Aussitôt à l’ouvrage, Dominique Chevalier indiqua qu’il voulait désormais « privilégier le contenu de la Biennale et pas son contenant » : c’est à dire, diminuer l’importance accordée à la scénographie – exit les stars du calibre de Lagerfeld. Il fallait aussi établir un plan plus simple pour l’implantation des stands : fini les stands spectaculaires à la Cartier. Autre décision : réduire l’importance de la joaillerie. Ne se sentant plus désirer, les grandes maisons de joaillerie ne se le firent pas dire deux fois et quittèrent toutes d’un bloc la manifestation. Le résultat fut sinistre : une ambiance terne de foire studieuse et scolaire, boudée par les collectionneurs et désertée par les parisiens.
Que reprochait-on à Christian Deydier ? En vrac, ses méthodes autoritaires et ses notes de frais princières. On lui reprochait également de mettre en avant les galeries françaises.
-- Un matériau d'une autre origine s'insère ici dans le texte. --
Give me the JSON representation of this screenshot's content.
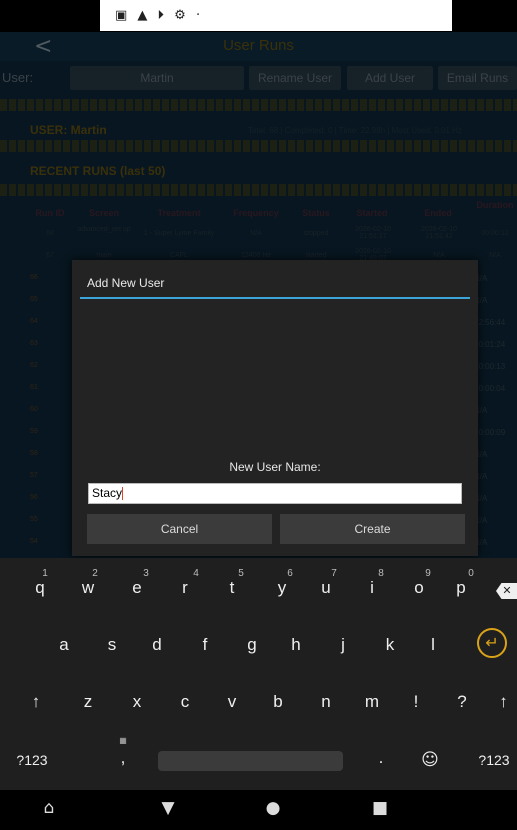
{
  "app": {
    "back_glyph": "<",
    "title": "User Runs",
    "user_label": "User:",
    "user_value": "Martin",
    "buttons": [
      "Rename User",
      "Add User",
      "Email Runs"
    ],
    "user_heading": "USER: Martin",
    "stats": "Total: 68 | Completed: 0 | Time: 22.98h | Most Used: 0.01 Hz",
    "recent_heading": "RECENT RUNS (last 50)",
    "table": {
      "headers": [
        "Run ID",
        "Screen",
        "Treatment",
        "Frequency",
        "Status",
        "Started",
        "Ended",
        "Duration"
      ],
      "rows": [
        {
          "id": "68",
          "screen": "advanced_set up",
          "treatment": "1 - Super Lyme Family",
          "frequency": "N/A",
          "status": "stopped",
          "started": "2026-02-10 21:51:17",
          "ended": "2026-02-10 21:51:42",
          "duration": "00:00:12"
        },
        {
          "id": "67",
          "screen": "main",
          "treatment": "CAFL",
          "frequency": "12400 Hz",
          "status": "started",
          "started": "2026-02-10 21:48:07",
          "ended": "N/A",
          "duration": "N/A"
        }
      ],
      "row_ids": [
        "66",
        "65",
        "64",
        "63",
        "62",
        "61",
        "60",
        "59",
        "58",
        "57",
        "56",
        "55",
        "54",
        "53"
      ],
      "right_col": [
        "N/A",
        "N/A",
        "22:56:44",
        "00:01:24",
        "00:00:13",
        "00:00:04",
        "N/A",
        "00:00:09",
        "N/A",
        "N/A",
        "N/A",
        "N/A",
        "N/A",
        "N/A"
      ]
    }
  },
  "dialog": {
    "title": "Add New User",
    "label": "New User Name:",
    "input_value": "Stacy",
    "cancel": "Cancel",
    "create": "Create"
  },
  "keyboard": {
    "row1": [
      "q",
      "w",
      "e",
      "r",
      "t",
      "y",
      "u",
      "i",
      "o",
      "p"
    ],
    "row1_nums": [
      "1",
      "2",
      "3",
      "4",
      "5",
      "6",
      "7",
      "8",
      "9",
      "0"
    ],
    "row2": [
      "a",
      "s",
      "d",
      "f",
      "g",
      "h",
      "j",
      "k",
      "l"
    ],
    "row3": [
      "↑",
      "z",
      "x",
      "c",
      "v",
      "b",
      "n",
      "m",
      "!",
      "?",
      "↑"
    ],
    "symbols_left": "?123",
    "comma": ",",
    "period": ".",
    "emoji": "☺",
    "symbols_right": "?123",
    "enter_glyph": "↵",
    "backspace_glyph": "✕"
  },
  "nav": {
    "icons": [
      "home-gesture-icon",
      "back-triangle-icon",
      "home-circle-icon",
      "recents-square-icon"
    ]
  },
  "colors": {
    "accent": "#3ba5d8",
    "enter_ring": "#d9a218",
    "app_bg": "#0c2232"
  }
}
Pourtant, ce professionnel aguerri, au caractère flamboyant connaissait la crème des collectionneurs internationaux qu’il séduisait de son panache. Ces collectionneurs accordaient leur confiance au président du SNA et venaient en nombre à Paris pour visiter la Biennale. On sait aujourd’hui, cruel comparatif oblige, qu’ils venaient pour une large part grâce au prestige, à l’éclat, au faste que Christian Deydier avait su imprimer à la manifestation.
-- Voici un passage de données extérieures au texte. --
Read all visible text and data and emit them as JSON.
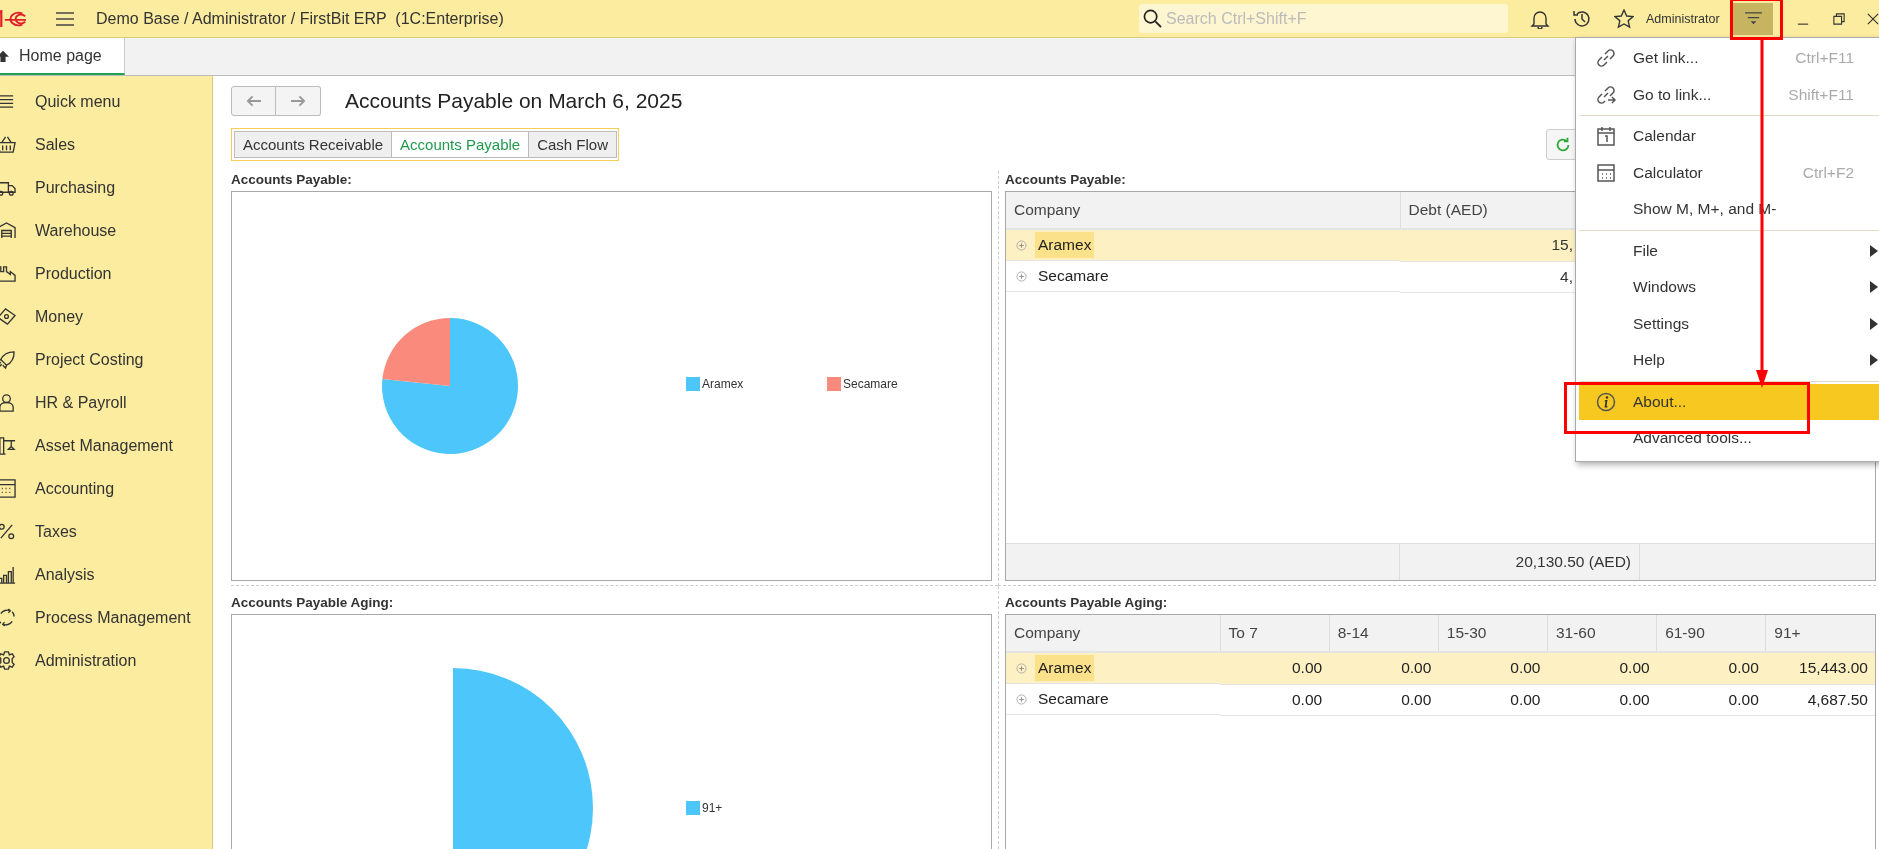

Sublime, la Biennale des arts d’exception
“Au final, il y a eu beaucoup de mesquinerie vis à vis de Christian” indique un joaillier de la Place Vendôme. Avec lui les résultats étaient la, ils séduisaient les collectionneurs, organisaient des diners avec eux. Je pense que s’il décide de monter sa propre biennale, beaucoup vont le suivre”. Ce pronostic risque bien de se réaliser : la semaine dernière, Christian Deydier a annoncé qu’il lançait sa propre biennale, baptisée Sublime. Il s’adjoint les services de deux grands professionnels : Xavier Samson et Jacques Babando. L’évènement se tiendra vraisemblablement du 14 au 21 octobre devant la façade sud de l’Hôtel des Invalides. Quasiment en même temps que la Fiac qui se déroulera du 18 au 21 octobre, quelques semaines tout juste après la Biennale Paris qui se terminera quant à elle le 16 septembre. La décoration sera confiée au célèbre scénographe Patrick Bazanan. La Fiac verrait d’un très bon œil l’arrivée de cette nouvelle manifestation. La Biennale Paris, c’est moins sur. Les marchands Berko, Jean-Gabriel Mitterrand, Didier Claes, Xavier Eeckhout, De Jonckheere et Phoenix ont d’ores et déjà accepté l’invitation à y exposer. En tout, cinquante exposants devraient participer, dont une dizaine de joailliers.